Validity of such EFAs is established through five invariant-checking unit tests: extractability, executability, degrees of freedom, single-valuedness, and original-seed consistency. Automated program synthesis pipelines (e.g., EFAGen) use these tests as reward signals for language-model-based code generation. This framework provides a systematic basis for generating, validating, and employing problem families in evaluation, adversarial testing, and data augmentation.
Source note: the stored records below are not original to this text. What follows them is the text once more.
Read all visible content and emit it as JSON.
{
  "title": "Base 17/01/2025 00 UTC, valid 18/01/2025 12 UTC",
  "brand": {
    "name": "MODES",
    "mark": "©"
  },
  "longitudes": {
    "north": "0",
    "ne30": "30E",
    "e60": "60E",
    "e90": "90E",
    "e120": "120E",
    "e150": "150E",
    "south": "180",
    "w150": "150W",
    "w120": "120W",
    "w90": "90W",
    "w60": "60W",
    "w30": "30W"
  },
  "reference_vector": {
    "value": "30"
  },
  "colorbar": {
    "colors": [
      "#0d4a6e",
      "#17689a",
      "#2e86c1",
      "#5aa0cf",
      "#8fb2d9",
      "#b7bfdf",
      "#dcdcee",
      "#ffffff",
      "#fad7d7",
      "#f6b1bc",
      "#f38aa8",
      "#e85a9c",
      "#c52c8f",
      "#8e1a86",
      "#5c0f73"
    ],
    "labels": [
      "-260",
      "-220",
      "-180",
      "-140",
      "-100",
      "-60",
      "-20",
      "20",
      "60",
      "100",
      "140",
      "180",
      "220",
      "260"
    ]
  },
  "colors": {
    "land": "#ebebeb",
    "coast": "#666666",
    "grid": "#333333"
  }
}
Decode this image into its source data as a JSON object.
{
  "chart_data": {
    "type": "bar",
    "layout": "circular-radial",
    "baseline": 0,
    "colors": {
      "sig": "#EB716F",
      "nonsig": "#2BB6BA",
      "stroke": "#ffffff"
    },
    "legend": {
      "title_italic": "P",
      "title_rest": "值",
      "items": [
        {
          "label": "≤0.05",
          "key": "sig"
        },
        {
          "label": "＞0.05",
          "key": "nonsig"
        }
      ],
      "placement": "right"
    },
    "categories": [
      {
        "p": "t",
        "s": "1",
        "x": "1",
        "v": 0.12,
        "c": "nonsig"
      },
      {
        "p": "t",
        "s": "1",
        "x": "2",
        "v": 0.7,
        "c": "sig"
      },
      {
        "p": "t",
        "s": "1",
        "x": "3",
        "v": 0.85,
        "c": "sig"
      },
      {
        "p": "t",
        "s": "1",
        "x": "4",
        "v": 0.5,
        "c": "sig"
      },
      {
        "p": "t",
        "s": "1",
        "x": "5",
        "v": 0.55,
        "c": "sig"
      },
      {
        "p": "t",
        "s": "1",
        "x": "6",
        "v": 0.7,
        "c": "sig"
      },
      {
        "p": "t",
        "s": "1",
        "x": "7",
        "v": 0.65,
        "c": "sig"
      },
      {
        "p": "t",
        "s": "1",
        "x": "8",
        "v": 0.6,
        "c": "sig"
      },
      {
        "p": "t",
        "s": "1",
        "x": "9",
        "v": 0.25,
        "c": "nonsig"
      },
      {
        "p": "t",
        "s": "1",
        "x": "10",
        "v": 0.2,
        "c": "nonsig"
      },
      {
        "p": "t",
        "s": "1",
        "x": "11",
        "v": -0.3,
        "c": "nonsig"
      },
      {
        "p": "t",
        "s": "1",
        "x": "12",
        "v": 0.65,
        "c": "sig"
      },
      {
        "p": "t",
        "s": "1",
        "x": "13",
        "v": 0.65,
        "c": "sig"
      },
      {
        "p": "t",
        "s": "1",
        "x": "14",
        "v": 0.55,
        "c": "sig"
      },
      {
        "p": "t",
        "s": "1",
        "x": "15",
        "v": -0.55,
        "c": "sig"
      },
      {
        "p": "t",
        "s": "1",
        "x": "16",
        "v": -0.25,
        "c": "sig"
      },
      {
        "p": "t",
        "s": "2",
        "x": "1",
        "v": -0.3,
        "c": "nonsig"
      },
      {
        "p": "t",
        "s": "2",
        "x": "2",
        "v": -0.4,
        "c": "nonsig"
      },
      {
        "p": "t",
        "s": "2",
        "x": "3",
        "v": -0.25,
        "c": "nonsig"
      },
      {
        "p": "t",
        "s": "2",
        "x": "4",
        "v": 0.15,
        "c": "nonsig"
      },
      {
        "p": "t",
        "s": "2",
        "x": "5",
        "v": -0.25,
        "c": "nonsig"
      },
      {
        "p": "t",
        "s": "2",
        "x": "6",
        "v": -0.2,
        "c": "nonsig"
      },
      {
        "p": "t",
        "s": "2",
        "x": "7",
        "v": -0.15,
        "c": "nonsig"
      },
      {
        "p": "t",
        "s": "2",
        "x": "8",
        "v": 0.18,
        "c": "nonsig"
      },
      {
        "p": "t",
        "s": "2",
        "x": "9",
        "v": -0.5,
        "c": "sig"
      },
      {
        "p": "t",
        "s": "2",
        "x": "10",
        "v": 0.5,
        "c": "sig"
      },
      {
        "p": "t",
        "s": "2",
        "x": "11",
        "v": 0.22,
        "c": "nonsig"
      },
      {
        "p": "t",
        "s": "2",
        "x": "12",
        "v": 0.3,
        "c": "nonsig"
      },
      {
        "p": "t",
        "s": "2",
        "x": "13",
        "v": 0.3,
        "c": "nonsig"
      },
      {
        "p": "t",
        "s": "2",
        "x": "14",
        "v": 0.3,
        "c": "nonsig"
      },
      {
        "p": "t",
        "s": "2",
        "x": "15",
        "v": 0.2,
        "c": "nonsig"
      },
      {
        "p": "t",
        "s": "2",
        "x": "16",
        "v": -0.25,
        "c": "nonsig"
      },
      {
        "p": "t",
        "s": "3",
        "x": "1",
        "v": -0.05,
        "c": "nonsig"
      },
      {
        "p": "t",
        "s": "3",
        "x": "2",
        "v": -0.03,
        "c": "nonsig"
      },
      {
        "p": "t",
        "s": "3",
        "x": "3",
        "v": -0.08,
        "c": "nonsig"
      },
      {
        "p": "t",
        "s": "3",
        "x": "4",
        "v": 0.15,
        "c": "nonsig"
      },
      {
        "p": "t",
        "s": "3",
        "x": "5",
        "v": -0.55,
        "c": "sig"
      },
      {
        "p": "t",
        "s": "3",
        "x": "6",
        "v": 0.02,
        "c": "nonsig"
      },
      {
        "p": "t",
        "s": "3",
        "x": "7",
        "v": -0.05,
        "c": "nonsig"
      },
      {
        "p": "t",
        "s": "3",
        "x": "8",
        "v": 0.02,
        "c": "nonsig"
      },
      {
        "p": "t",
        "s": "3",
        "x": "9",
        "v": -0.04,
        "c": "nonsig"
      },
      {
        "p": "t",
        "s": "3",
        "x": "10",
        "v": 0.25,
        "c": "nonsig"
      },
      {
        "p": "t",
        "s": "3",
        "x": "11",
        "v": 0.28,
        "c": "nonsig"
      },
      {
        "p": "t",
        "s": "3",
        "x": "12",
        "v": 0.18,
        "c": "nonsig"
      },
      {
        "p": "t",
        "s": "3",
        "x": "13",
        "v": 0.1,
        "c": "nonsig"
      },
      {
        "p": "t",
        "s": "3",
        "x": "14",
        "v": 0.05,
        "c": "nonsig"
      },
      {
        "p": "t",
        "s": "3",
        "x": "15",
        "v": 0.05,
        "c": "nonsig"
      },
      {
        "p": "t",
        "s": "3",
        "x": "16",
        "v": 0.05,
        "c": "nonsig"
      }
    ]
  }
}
7. Practical Impact and Recommendations

Machine-checked EFA enables confident tuning and replacement of core numerical routines in performance-sensitive settings (e.g., simulation kernels, high-throughput analytics). It also supports maintainability, as regression tests on EFA can prevent accuracy regressions following code changes or optimizations, and can guide selection of correctly-rounded special functions critical for numerical reproducibility (Mikaitis et al., 6 Sep 2025). For generative math applications, formally verified EFAs systematically extend single instances into novel, difficulty-calibrated problems, supporting more robust learner or model evaluation (Khan et al., 14 Apr 2025).

The EFA paradigm thus unifies approaches to formal error budgeting in numerical computation and to executable programmatic abstractions in advanced math problem specification, with core principles rooted in explicit error quantification, mechanized validation, and empirically-grounded benchmarking.